The Royal Australian College of General Practitioners’ Victorian chair Dr Anita Munoz said an unfortunate and incorrect narrative persisted that AstraZeneca was the “bad” vaccine and Pfizer was the “good” one.

“The biggest threat to all of us is the disease we’re trying to prevent, not the vaccines,” she said.

“The risk of COVID and long COVID is infinitely greater than the risk of any vaccine. And AstraZeneca has got really minimal risks in the over 60s, whereas the disease we are preventing is deadly.”

There are signs things could be heading in the right direction, even for the vaccine hesitant.

On Saturday, a pop-up vaccination hub in a hall next to a Greek Orthodox church saw a steady stream of the young and old, receiving their first jabs.

The clinic had been organised by the Greek community in partnership with the Victorian Health Department and the organisers had contacted 200 vulnerable people beforehand they knew “simply weren’t going to be vaccinated” if it wasn’t made easier for them, including people in their 80s.

But for others in line, like teenagers Camille Ibrahim and Kanella Pirpiris, there had only ever been enthusiasm.

Ms Ibrahim, 17, had been driving past on her L-plates with her father when they saw the pop-up centre. Five-minutes later she was vaccinated. Then they called her brother and two friends who were nearby to get vaccinated too.

The year 12 student said she’d seen plenty of misinformation being spread about the vaccines and initially the family had to push her grandparents to get a jab.

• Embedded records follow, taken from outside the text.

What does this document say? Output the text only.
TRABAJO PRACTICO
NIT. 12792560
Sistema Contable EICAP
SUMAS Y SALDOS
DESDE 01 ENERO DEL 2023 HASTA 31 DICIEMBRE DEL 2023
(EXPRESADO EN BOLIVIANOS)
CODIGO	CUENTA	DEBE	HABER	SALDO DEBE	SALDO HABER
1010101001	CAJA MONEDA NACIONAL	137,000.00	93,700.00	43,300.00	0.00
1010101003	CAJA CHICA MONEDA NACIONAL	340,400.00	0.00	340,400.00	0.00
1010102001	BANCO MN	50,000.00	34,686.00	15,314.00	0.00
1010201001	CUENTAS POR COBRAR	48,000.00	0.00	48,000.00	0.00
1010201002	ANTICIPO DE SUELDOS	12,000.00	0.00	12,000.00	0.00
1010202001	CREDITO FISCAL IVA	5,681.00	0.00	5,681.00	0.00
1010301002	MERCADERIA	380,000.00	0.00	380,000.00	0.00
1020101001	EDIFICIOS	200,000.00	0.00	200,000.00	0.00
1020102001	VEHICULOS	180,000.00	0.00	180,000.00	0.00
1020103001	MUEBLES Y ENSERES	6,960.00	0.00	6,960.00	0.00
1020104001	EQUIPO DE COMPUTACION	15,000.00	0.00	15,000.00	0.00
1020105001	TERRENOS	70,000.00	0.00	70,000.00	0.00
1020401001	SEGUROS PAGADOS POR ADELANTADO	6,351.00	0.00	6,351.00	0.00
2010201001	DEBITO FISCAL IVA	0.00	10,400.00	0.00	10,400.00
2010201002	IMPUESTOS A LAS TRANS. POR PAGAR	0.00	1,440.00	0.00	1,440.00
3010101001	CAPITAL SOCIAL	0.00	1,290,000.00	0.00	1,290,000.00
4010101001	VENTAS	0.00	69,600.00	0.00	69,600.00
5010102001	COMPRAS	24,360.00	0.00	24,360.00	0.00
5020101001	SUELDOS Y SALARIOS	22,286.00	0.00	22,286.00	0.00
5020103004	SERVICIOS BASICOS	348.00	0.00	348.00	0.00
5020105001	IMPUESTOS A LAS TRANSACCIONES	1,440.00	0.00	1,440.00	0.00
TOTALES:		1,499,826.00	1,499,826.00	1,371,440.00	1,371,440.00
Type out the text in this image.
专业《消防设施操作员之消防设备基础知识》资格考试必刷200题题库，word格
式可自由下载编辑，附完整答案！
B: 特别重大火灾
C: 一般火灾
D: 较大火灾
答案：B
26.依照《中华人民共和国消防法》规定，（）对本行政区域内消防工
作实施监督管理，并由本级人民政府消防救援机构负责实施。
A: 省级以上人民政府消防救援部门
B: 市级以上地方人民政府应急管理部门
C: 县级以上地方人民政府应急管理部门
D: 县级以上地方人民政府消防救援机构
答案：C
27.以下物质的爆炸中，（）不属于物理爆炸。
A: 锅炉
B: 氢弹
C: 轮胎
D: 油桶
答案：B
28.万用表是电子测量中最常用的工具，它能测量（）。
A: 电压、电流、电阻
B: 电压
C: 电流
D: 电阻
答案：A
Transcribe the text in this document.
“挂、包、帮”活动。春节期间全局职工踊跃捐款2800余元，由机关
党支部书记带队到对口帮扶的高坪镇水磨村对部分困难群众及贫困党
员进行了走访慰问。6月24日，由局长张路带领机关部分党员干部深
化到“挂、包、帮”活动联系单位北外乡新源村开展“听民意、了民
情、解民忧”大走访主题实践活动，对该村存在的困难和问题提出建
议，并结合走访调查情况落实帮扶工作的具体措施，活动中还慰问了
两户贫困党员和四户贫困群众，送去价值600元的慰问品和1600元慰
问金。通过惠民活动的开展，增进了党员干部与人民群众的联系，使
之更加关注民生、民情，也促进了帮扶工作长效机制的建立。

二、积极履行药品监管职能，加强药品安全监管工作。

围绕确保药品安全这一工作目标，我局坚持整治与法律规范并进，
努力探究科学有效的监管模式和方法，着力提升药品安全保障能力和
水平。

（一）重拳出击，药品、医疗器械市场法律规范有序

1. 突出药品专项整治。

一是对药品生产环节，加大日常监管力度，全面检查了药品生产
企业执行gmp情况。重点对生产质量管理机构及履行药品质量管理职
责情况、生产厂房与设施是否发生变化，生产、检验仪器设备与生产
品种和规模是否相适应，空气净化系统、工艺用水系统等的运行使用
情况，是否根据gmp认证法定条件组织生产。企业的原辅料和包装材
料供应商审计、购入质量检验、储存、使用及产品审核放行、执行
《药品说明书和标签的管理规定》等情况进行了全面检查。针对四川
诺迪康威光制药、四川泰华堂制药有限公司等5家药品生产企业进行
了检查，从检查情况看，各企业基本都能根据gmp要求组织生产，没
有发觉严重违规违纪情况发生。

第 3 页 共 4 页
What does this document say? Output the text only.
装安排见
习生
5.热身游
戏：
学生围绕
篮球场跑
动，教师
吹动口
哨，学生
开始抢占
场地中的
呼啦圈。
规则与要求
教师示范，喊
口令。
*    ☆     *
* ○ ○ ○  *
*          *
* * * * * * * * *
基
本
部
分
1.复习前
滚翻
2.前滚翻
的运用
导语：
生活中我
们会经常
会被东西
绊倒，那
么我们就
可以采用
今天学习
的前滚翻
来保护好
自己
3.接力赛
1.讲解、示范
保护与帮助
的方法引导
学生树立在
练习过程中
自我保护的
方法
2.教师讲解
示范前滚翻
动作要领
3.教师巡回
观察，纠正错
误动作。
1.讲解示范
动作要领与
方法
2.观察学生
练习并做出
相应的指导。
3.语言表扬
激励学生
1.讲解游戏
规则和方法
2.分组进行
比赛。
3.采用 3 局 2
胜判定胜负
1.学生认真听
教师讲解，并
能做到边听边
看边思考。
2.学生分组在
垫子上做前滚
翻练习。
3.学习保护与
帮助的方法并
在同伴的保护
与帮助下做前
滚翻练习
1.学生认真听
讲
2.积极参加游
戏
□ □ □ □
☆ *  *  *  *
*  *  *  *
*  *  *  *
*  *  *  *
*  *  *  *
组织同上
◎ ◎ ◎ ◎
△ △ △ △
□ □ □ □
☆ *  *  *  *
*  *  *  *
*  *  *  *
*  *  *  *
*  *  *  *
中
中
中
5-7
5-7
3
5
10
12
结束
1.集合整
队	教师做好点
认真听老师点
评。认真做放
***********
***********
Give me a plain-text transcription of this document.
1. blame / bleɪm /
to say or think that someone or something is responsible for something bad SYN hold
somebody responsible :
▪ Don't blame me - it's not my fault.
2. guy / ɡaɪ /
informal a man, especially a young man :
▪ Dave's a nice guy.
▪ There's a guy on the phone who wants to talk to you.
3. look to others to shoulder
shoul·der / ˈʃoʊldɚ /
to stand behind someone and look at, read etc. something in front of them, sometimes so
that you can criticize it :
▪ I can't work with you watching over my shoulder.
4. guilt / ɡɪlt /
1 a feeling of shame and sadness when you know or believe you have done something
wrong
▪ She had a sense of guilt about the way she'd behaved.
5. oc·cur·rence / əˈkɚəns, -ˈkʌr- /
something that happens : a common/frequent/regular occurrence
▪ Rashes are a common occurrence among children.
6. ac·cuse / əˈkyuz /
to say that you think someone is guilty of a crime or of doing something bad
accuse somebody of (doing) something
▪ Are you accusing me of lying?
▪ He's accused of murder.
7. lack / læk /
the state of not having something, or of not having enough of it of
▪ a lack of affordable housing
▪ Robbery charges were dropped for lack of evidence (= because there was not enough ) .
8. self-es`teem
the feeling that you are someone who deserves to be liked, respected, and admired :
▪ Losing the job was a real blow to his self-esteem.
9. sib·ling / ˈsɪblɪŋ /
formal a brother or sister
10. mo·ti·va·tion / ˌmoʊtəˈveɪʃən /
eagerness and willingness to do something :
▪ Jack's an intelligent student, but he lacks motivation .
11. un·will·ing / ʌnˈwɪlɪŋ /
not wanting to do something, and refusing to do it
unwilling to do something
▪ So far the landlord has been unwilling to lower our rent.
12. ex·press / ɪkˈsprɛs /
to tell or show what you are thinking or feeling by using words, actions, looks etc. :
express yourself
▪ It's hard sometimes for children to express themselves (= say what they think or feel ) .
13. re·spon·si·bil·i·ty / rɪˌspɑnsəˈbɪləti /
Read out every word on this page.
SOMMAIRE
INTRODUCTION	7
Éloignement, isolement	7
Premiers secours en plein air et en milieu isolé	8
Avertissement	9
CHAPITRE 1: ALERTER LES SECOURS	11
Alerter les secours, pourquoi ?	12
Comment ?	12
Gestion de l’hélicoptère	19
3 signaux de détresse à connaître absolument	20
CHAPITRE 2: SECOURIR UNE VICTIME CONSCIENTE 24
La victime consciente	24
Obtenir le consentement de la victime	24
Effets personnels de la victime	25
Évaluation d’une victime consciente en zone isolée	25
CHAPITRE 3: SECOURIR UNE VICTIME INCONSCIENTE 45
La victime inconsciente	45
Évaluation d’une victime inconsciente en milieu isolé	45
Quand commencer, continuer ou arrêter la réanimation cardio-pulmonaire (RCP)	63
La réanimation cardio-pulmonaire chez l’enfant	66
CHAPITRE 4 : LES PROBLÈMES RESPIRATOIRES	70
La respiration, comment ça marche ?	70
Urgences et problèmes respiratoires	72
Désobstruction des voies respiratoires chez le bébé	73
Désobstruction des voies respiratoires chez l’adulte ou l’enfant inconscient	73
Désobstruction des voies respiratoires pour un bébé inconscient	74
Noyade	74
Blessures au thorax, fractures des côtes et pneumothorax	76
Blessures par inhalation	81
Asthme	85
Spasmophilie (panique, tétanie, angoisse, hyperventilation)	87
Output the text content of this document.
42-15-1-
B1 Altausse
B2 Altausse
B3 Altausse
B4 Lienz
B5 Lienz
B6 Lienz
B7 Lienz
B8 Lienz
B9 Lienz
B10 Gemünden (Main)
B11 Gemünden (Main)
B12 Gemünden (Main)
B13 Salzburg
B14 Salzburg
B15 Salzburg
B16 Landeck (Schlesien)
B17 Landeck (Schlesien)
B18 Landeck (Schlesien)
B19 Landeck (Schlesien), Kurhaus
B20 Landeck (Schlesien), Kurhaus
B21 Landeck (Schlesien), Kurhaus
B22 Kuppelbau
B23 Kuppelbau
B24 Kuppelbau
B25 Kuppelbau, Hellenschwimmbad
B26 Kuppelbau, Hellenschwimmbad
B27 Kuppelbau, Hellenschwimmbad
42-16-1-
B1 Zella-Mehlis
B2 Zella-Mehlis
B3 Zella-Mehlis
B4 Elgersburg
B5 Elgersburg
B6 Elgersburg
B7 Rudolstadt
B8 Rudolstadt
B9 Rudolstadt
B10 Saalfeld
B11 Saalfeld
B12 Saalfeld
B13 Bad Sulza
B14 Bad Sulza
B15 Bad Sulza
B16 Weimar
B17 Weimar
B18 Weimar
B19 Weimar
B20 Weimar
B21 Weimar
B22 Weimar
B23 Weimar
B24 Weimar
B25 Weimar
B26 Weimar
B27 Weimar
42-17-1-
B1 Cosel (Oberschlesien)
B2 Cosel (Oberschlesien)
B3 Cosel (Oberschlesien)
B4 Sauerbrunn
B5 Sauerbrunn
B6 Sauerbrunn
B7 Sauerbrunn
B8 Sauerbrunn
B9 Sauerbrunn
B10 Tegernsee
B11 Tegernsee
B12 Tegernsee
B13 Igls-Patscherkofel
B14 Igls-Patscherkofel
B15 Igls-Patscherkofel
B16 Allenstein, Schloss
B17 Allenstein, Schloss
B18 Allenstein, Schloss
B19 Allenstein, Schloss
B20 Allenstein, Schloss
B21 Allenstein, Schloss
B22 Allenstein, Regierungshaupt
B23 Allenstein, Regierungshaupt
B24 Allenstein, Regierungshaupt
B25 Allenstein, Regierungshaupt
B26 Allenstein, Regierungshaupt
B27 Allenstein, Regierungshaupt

“They are on YouTube and their phones and see things like ‘AstraZeneca kills people’ and ‘Pfizer … there’s trackers in the vaccine’. There is a lot of false information and older people are more vulnerable to these messages.”

However, she said once they had got the vaccine, they were proudly sharing the news and pictures to their group chats.

Bill Papastergiadis, the president of the Greek Community in Melbourne, said vaccines were crucial to the community as it would help them reconnect to the thing that is so central to their lives – family at home and overseas.

“Some of the elderly, they’re at an age where this is their last chance to travel,” he said.

“My mother’s in that age bracket. She probably doesn’t have five years left. So if she doesn’t see her loved ones in the next year or two, it’s a goodbye by telephone, and I think it would be a tragedy for these people.”